Business owners regularly face complex retirement planning and insurance needs. It is not uncommon for business owners to have a large amount of their wealth tied up in their corporation. This can create a complex need for both insurance coverage to protect that wealth and the flexibility to use that wealth. The Corporate Retirement Strategy was developed to address both of those needs. This strategy can provide insurance protection and a flexible income stream in the future.
Below are the basics of how this particular strategy can work for a business.
What You Need to Know
The Corporate Retirement Strategy has two key components.
The first of which is a permanent life insurance policy.
The idea is that the corporation will purchase a permanent life insurance policy on the business owner to provide them with the insurance coverage needed to protect the company assets. On top of the monthly insurance premium, the business would direct any surplus earnings into the permanent life insurance policy. These surplus funds would build up significant amounts of tax-advantaged cash value within the policy. This policy serves a dual purpose. The insurance provides much needed protection for the company all the while accumulating funds that could be used by the business owner in the future.
The second component to this strategy is utilizing the funds that the insurance policy has accumulated.
The corporation may be able to pledge the policy as collateral in exchange for a tax-free loan from a lending institution. The corporation could then use these loaned funds to supplement a shareholder’s retirement and the loan would be repaid by the life insurance policy when the insured dies. On death, a portion or all of the life insurance proceeds are used to pay off your loan. Even though the benefit was used to pay off the loan, the corporation may still post the death benefit amount to its Capital Dividend Account.
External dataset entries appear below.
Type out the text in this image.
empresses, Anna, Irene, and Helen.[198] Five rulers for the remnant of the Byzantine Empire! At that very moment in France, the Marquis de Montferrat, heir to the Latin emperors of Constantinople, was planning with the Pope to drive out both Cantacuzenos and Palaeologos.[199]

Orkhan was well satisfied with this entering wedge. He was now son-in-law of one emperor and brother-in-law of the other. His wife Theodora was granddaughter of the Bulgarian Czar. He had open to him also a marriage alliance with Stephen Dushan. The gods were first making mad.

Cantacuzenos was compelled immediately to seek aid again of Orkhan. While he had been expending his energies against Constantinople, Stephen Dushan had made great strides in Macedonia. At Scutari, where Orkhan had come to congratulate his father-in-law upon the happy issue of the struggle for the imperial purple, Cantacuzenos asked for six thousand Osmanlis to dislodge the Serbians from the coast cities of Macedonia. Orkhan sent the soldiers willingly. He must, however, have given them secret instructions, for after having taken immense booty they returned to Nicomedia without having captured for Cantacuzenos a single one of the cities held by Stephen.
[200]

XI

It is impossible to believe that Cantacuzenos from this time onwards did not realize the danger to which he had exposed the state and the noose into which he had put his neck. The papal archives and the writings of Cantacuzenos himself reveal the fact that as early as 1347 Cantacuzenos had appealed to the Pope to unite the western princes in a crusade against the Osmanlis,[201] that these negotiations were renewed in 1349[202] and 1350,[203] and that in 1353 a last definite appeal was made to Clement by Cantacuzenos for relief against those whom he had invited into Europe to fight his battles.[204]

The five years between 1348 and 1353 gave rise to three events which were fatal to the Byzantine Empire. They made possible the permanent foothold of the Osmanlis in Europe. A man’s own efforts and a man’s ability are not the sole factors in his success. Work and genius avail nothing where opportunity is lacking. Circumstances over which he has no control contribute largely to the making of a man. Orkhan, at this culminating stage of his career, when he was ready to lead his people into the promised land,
This strategy may be good for any shareholder or key person of a Canadian Controlled Private Corporation who has a successful business with either excess income or a large corporate surplus. With proper planning this strategy can help reduce taxes, supplement retirement, and provide insurance protection fort the company.
The Bottom Line
While this strategy may work for some business owners, it is not the right fit for every corporation. It is important that the strategy is executed carefully to be successful and fulfill its intended purpose. It may be prudent to work with a tax professional, your insurance advisor, financial planner, and the lending institution to ensure that your corporation will benefit from the Corporate Retirement Strategy.